We discovered yesterday that we can get a bit more food into her by doing a "training" session.

So we have all 3 dogs around, Tal and Beli do Sit, Down, Stand, Leave It etc; and the treats go around from one to the other. Older dog obviously gets much bigger treats for just being there. But that habit and competition meant that she'd take food she was otherwise refusing.

Over a couple of sessions this morning, I managed to get an extra 3 slices of ham, and 2 schmakos into her.
 
Stopped a dog from killing a squirrel in the park today. It had it on the ground several times and was gonna kill it. Didn't touch the dog, just shouted at it to stop to give the squirrel enough time to escape. Thankfully didn't attack me.

Surprised how fast the dog was at getting the squirrel. Squirrel managed to make it back up the tree, but dog was still wanting to get back at it.

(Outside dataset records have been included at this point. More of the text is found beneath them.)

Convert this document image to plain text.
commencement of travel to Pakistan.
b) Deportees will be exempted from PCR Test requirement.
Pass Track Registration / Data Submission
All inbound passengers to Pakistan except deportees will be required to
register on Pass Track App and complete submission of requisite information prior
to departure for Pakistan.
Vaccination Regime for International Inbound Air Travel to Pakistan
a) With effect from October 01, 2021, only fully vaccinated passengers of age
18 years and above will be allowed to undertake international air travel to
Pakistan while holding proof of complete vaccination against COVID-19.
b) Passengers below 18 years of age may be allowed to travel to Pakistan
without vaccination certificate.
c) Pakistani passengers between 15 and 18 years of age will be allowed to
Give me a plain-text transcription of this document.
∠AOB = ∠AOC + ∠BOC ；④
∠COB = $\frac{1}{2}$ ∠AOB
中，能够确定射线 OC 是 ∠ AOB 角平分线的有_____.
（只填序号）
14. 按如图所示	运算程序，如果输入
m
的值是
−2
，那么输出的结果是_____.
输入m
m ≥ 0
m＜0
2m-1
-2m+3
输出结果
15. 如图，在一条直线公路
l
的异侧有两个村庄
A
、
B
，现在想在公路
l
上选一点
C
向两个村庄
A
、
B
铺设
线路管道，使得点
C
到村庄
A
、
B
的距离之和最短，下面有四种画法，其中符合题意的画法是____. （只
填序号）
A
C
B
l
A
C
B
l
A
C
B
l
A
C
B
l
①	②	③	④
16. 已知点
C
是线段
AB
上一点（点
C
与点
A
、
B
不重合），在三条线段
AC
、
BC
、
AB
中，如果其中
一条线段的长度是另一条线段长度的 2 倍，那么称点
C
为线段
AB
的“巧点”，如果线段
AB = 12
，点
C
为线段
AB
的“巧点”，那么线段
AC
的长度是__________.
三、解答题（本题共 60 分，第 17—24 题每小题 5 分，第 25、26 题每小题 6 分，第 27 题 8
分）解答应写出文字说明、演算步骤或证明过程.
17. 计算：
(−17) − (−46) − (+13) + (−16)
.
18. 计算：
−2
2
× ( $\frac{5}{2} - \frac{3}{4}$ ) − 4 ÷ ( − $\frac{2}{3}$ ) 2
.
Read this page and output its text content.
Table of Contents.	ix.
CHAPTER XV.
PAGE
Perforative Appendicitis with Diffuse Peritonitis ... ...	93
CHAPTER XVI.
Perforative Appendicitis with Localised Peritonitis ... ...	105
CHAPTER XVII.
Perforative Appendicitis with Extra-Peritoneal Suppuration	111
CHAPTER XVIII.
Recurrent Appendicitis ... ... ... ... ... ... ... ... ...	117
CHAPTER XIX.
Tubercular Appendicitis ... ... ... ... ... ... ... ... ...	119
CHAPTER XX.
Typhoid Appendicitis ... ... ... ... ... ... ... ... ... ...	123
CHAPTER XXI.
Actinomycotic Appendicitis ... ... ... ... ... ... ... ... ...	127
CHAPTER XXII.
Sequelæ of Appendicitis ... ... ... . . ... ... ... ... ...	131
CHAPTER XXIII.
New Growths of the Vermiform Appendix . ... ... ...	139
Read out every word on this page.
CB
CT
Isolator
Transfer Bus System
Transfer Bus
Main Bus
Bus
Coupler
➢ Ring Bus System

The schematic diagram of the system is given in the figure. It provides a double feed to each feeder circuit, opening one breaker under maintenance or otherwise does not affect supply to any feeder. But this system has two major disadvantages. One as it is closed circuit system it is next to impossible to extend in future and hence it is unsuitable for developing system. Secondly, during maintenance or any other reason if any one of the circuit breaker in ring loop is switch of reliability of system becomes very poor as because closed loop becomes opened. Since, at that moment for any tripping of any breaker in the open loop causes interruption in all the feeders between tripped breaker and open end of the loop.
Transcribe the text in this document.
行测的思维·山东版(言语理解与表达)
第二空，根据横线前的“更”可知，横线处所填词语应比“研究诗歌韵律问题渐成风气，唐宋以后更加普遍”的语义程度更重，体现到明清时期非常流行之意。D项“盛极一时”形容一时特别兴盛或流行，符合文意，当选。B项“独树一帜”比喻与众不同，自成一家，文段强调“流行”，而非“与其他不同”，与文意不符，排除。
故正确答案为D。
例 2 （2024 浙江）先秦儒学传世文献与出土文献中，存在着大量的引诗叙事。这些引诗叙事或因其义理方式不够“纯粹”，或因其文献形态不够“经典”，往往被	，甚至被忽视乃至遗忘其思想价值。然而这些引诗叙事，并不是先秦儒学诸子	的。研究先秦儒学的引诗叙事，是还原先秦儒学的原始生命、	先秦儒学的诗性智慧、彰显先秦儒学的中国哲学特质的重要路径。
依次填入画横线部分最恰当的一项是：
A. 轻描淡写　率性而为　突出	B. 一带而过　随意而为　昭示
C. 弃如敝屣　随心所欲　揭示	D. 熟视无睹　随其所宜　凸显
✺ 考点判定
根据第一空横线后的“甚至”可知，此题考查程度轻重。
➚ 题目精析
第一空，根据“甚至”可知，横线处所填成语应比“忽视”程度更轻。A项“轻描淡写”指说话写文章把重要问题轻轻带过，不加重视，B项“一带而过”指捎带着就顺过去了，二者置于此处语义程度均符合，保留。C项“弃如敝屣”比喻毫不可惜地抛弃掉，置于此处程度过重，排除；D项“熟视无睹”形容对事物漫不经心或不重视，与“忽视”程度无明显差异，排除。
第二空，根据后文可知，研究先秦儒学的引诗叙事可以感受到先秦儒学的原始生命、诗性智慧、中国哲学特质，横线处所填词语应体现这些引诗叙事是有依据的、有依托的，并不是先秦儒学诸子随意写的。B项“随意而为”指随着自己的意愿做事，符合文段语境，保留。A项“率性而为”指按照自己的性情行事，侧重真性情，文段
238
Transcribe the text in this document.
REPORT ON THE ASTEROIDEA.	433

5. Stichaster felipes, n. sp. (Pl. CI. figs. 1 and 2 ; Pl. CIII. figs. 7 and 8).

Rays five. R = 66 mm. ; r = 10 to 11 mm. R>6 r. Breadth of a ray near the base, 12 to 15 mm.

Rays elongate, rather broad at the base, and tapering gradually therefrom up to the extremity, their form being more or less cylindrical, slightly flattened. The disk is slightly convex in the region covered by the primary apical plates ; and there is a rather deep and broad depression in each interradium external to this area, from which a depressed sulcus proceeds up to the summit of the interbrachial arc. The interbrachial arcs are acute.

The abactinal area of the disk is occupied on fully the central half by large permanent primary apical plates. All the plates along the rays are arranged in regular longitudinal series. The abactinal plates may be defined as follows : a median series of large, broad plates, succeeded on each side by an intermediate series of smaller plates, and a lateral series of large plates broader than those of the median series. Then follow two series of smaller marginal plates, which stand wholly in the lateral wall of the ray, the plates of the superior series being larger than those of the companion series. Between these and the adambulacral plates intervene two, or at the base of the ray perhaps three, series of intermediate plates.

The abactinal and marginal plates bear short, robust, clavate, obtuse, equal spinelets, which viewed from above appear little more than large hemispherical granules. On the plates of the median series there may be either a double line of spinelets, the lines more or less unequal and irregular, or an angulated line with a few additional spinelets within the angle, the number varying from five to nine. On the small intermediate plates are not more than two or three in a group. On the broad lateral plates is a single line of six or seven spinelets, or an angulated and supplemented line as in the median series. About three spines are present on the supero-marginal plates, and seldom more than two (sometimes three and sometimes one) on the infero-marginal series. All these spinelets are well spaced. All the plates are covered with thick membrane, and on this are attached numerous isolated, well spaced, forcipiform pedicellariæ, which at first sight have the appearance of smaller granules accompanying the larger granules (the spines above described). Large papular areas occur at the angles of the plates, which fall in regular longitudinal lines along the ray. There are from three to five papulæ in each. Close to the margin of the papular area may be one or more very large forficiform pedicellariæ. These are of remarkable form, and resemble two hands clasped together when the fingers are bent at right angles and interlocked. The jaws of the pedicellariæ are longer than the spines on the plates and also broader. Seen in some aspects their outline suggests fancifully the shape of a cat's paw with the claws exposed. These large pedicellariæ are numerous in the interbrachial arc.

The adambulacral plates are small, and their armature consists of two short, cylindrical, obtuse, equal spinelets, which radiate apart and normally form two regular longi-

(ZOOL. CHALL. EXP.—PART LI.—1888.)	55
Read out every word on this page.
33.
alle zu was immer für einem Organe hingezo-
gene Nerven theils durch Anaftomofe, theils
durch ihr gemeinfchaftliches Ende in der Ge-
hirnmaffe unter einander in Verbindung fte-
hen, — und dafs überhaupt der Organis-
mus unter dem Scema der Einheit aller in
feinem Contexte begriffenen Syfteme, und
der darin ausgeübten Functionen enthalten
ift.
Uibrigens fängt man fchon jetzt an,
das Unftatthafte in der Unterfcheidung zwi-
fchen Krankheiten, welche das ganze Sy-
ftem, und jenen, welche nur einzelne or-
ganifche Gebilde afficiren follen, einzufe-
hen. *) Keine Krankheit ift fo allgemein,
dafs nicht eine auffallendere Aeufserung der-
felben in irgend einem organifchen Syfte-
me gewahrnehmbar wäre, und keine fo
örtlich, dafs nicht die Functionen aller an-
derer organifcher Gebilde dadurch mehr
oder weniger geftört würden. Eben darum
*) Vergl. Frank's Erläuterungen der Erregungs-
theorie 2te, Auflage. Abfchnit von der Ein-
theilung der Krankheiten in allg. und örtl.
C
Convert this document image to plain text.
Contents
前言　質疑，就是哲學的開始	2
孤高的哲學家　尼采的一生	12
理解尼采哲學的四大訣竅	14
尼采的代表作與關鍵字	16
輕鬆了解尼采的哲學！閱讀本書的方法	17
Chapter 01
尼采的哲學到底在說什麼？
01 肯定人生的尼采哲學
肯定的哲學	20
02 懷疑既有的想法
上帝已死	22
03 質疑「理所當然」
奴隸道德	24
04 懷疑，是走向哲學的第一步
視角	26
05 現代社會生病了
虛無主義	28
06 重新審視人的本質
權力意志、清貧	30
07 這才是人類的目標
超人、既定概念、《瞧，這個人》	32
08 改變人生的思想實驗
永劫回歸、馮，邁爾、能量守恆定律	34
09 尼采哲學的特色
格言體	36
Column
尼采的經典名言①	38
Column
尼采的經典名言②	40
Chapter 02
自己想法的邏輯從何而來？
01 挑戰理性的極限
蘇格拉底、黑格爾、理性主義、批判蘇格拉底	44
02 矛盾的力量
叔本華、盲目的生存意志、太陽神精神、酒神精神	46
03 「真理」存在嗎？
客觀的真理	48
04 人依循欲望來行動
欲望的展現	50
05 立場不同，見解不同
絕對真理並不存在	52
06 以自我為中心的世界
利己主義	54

So stayed wait for the owner to arrive as to tell him. He was alright about it, but told him he needed to put his dog on a lead. If it had been his other dog, which was a GS then no chance. But don't think it would have caught a squirrel that fast.
 
Lurcher type?
Dog was obviously well trained if it stopped when told by a random human; but there's only so much can be done about the "chase small thing" instinct - whether squirrel, cat or yapper-dog. In which case, dog should on lead, or muzzled when out and about. It's hard, but so much less hard than having to look another pet owner in the face and explain the brutal murder you could have prevented.
 
Wasn't a lurcher type breed. It was a small medium sized dog. May have been a mix. But yep, only so much I could do. Try and step in and the dog could have attacked me. Owner was quite far away. He was shouting after it, but he took a good 5 minutes to get to us. He was a bit shocked when I told him.

Not as shocked as the little squirrel getting attacked and mauled. it made it up the tree, but whether it subsequently survives?